It's strange. We actually quite enjoyed the original Rayman Raving Rabbids game and thought it was one of the stronger games to be found in the Wii's launch line-up. Our only quibble was that it was a bit easy and that the single-player mode could have done with a bit of beefing up. So quite why Ubisoft decided that the right course of action for the sequel was to do the exact opposite and completely eliminate any sort of single-player story mode really is beyond us.
The game starts brilliantly, with a hilarious FMV cut-scene showing the rabbids invading Earth and Rayman infiltrating their building. It's promising, because it suggests there are going to be loads of similarly entertaining japes along the way.
What's Up, Doc?
However, this opening cut-scene is the last you'll see of this sort of thing. Once you get to the main menu any semblance of a story is completely wiped away and you're just left with the option to play either multiplayer or single player mini-games and not much else. Sure, these games are grouped into different 'tours' based on their location (Europe, Asia etc) and as you play them you unlock various new costumes for Rayman or the rabbids but other than that, there's no real motivation to progress through the game. All you do is choose a continent and play through six mini-games from that region; that's it. You could probably play all the mini-games in just a couple of hours and after that there's not really much to hold your interest in single-player mode.
What's similarly frustrating is that, much as the game's named after Rayman, everyone knows the real stars of the show here are the rabbids. So the fact you have to play the single player tours as Rayman and can't choose a rabbid instead is a bit of a pain and rather takes away from the enjoyment (and by the way, developers: the fact Rayman's "taken helium" to sound exactly like the rabbids isn't fooling us; we know you were just too lazy to record voices for him).
A Mini Adventure
That said, the main point of the game is the mini-games themselves and thankfully the majority of them are enjoyable. Whether you're running around with an American football trying not to get hit by opponents, chasing a Spider-Man bunny through the streets or standing on a balcony and spitting into rabbids' cups of coffee, it's fair to say that you'll find yourself smiling regularly throughout the game. It's very obvious that this new game is all about the multiplayer and very little else.
It's A Shame About Ray
Let's face facts; Rayman Raving Rabbids 2 was primarily designed with multiplayer in mind and with four players taking part at the same time it's a genuinely great laugh, especially if none of you have played the game before. If you intend on playing the game regularly with three or four players then we strongly recommend it, but otherwise you'd be hard stretched to get the most out of your £40 here.

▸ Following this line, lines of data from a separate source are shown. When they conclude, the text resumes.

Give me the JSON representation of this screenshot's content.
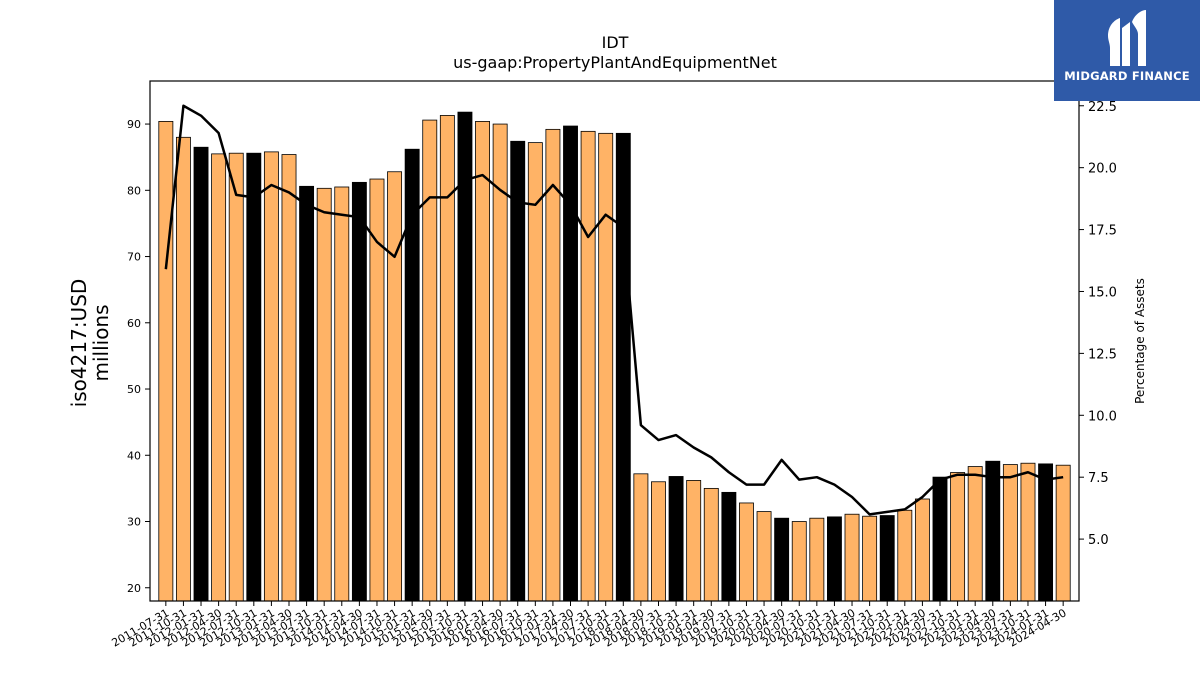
{
  "logo": {
    "name": "MIDGARD FINANCE"
  },
  "chart_data": {
    "type": "bar",
    "title": "IDT",
    "subtitle": "us-gaap:PropertyPlantAndEquipmentNet",
    "ylabel": "iso4217:USD\nmillions",
    "y2label": "Percentage of Assets",
    "ylim": [
      18,
      96.5
    ],
    "y2lim": [
      2.5,
      23.5
    ],
    "yticks": [
      20,
      30,
      40,
      50,
      60,
      70,
      80,
      90
    ],
    "y2ticks": [
      "5.0",
      "7.5",
      "10.0",
      "12.5",
      "15.0",
      "17.5",
      "20.0",
      "22.5"
    ],
    "colors": {
      "bar": "#ffb366",
      "bar_highlight": "#000000",
      "line": "#000000"
    },
    "categories": [
      "2011-07-31",
      "2011-10-31",
      "2012-01-31",
      "2012-04-30",
      "2012-07-31",
      "2012-10-31",
      "2013-01-31",
      "2013-04-30",
      "2013-07-31",
      "2013-10-31",
      "2014-01-31",
      "2014-04-30",
      "2014-07-31",
      "2014-10-31",
      "2015-01-31",
      "2015-04-30",
      "2015-07-31",
      "2015-10-31",
      "2016-01-31",
      "2016-04-30",
      "2016-07-31",
      "2016-10-31",
      "2017-01-31",
      "2017-04-30",
      "2017-07-31",
      "2017-10-31",
      "2018-01-31",
      "2018-04-30",
      "2018-07-31",
      "2018-10-31",
      "2019-01-31",
      "2019-04-30",
      "2019-07-31",
      "2019-10-31",
      "2020-01-31",
      "2020-04-30",
      "2020-07-31",
      "2020-10-31",
      "2021-01-31",
      "2021-04-30",
      "2021-07-31",
      "2021-10-31",
      "2022-01-31",
      "2022-04-30",
      "2022-07-31",
      "2022-10-31",
      "2023-01-31",
      "2023-04-30",
      "2023-07-31",
      "2023-10-31",
      "2024-01-31",
      "2024-04-30"
    ],
    "series": [
      {
        "type": "bar",
        "axis": "left",
        "values": [
          90.4,
          88.0,
          86.5,
          85.5,
          85.6,
          85.6,
          85.8,
          85.4,
          80.6,
          80.3,
          80.5,
          81.2,
          81.7,
          82.8,
          86.2,
          90.6,
          91.3,
          91.8,
          90.4,
          90.0,
          87.4,
          87.2,
          89.2,
          89.7,
          88.9,
          88.6,
          88.6,
          37.2,
          36.0,
          36.8,
          36.2,
          35.0,
          34.4,
          32.8,
          31.5,
          30.5,
          30.0,
          30.5,
          30.7,
          31.1,
          30.8,
          30.9,
          31.7,
          33.4,
          36.7,
          37.4,
          38.3,
          39.1,
          38.6,
          38.8,
          38.7,
          38.5
        ]
      },
      {
        "type": "line",
        "axis": "right",
        "values": [
          15.9,
          22.5,
          22.1,
          21.4,
          18.9,
          18.8,
          19.3,
          19.0,
          18.5,
          18.2,
          18.1,
          18.0,
          17.0,
          16.4,
          18.1,
          18.8,
          18.8,
          19.5,
          19.7,
          19.1,
          18.6,
          18.5,
          19.3,
          18.5,
          17.2,
          18.1,
          17.6,
          9.6,
          9.0,
          9.2,
          8.7,
          8.3,
          7.7,
          7.2,
          7.2,
          8.2,
          7.4,
          7.5,
          7.2,
          6.7,
          6.0,
          6.1,
          6.2,
          6.7,
          7.4,
          7.6,
          7.6,
          7.5,
          7.5,
          7.7,
          7.4,
          7.5
        ]
      }
    ]
  }
}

The mini-games are certainly very funny the first time around but, as with all games that try to rely on humour, they become less and less amusing the more that you play them. As it stands Rayman Raving Rabbids 2 is the best party game on the Wii and is ideal for a quick half-hour blast with mates and those all-important videogaming amatuers. If you're looking for anything other than that though, it'll leave you wanting more.